June 21, 2019
No appetite for extension
The biggest misconception among commentators in the UK is that the EU will in the end agree to a Brexit extension. The EU surely does not want to be blamed for a hard Brexit. But we ask: blamed by whom? Leo Varadkar did a really good job yesterday to instil at least some doubt into this complacent attitude. He said the mood in the Council was shifting against an extension - a judgement we can confirm. There is no unanimity on this point, but unanimity is not required. Any member can veto an extension. We are not saying that anyone will do this. Emmanuel Macron and Pedro Sánchez are not threatening a veto. But they are winning the argument.
Also consider that EU leaders do not really care whether UK newspapers blame them for a hard Brexit. What matters to them is whether their own electorates will. Why on Earth should they do this? It was the UK that triggered Art. 50. It was the House of Commons that failed to ratify the withdrawal agreement. We yield to no one in our criticism of the EU and its policies. But not even we would go the extreme of blaming the EU for a no-deal Brexit.
We think the notion of an automatic Brexit extension is probably the biggest Brexit delusion of all. Another delusion is the presumption that Boris Johnson will necessarily ask for one. And that parliament can stop a no-deal Brexit - short of revocation or legislating for a second referendum.

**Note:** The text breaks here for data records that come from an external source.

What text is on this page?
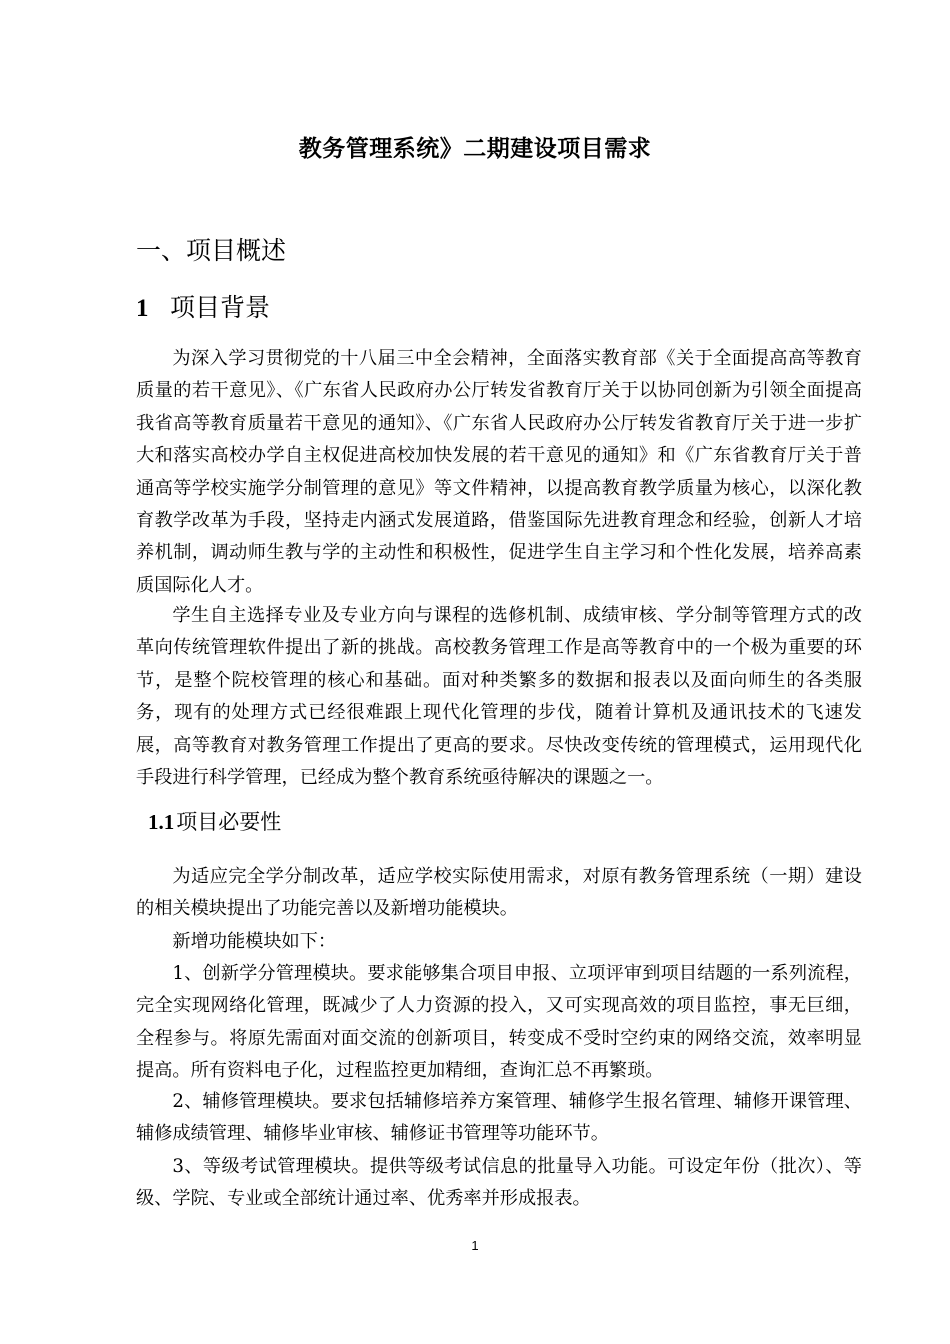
教务管理系统》二期建设项目需求
一、项目概述
1 项目背景

为深入学习贯彻党的十八届三中全会精神，全面落实教育部《关于全面提高高等教育质量的若干意见》、《广东省人民政府办公厅转发省教育厅关于以协同创新为引领全面提高我省高等教育质量若干意见的通知》、《广东省人民政府办公厅转发省教育厅关于进一步扩大和落实高校办学自主权促进高校加快发展的若干意见的通知》和《广东省教育厅关于普通高等学校实施学分制管理的意见》等文件精神，以提高教育教学质量为核心，以深化教育教学改革为手段，坚持走内涵式发展道路，借鉴国际先进教育理念和经验，创新人才培养机制，调动师生教与学的主动性和积极性，促进学生自主学习和个性化发展，培养高素质国际化人才。

学生自主选择专业及专业方向与课程的选修机制、成绩审核、学分制等管理方式的改革向传统管理软件提出了新的挑战。高校教务管理工作是高等教育中的一个极为重要的环节，是整个院校管理的核心和基础。面对种类繁多的数据和报表以及面向师生的各类服务，现有的处理方式已经很难跟上现代化管理的步伐，随着计算机及通讯技术的飞速发展，高等教育对教务管理工作提出了更高的要求。尽快改变传统的管理模式，运用现代化手段进行科学管理，已经成为整个教育系统亟待解决的课题之一。

1.1项目必要性

为适应完全学分制改革，适应学校实际使用需求，对原有教务管理系统（一期）建设的相关模块提出了功能完善以及新增功能模块。

新增功能模块如下：

1、创新学分管理模块。要求能够集合项目申报、立项评审到项目结题的一系列流程，完全实现网络化管理，既减少了人力资源的投入，又可实现高效的项目监控，事无巨细，全程参与。将原先需面对面交流的创新项目，转变成不受时空约束的网络交流，效率明显提高。所有资料电子化，过程监控更加精细，查询汇总不再繁琐。

2、辅修管理模块。要求包括辅修培养方案管理、辅修学生报名管理、辅修开课管理、辅修成绩管理、辅修毕业审核、辅修证书管理等功能环节。

3、等级考试管理模块。提供等级考试信息的批量导入功能。可设定年份（批次）、等级、学院、专业或全部统计通过率、优秀率并形成报表。

1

Here is the universe of Brexit choice the next PM will confront:
- elections before end-October;
- elections after end-October, either in December or in 2020;
- second referendum;
- no-deal Brexit without elections;
- unilateral revocation by the House of Commons;
- ratification of the existing withdrawal agreement with a new political declaration;
- a negotiated change in the withdrawal agreement, back to the original version of a Northern Ireland-only backstop.
We are excluding all the unicorn options from this list - like the fabled Malthouse compromise. If we go through the list from the perspective of Boris Johnson as prime minister, an early Brexit-delivery election appears the best out of a series of risky options. If he were to present a withdrawal deal to the UK parliament, there is a good chance they would reject it once again, given the narrow majorities. He would end up at exactly the same point where Theresa May ended up. A second referendum would have the same political effect.
We are aware, of course, that a newly-appointed prime minister does not want to go down as the PM with the shortest term of office in history. Early elections are risky. But there are no good alternatives. Johnson has a reasonable chance of winning an election on a platform to commit to Brexit before October - or at year-end perhaps - deal or no deal. This is the only scenario in which the Tories could come out of this with their head not just held high, but still attached to their bodies. In all other scenarios they face extinction at the hands of Nigel Farage. The point is not whether Farage could win an election outright. This is theoretically possible but unlikely. But his potential to damage the Tories is massive. The national election polls currently showing Farage in the lead really have an impact on the views of Tory MPs.
Johnson yesterday predictably won the first leg of the leadership race, and even managed to get his favourite opponent, Jeremy Hunt, in the final run-off. The colourless Hunt stands no chance. His position on Brexit is all over the place. And remember that, whenever Tory politicians go on hustings in the shires, they discover that Brexit is the only issue that matters.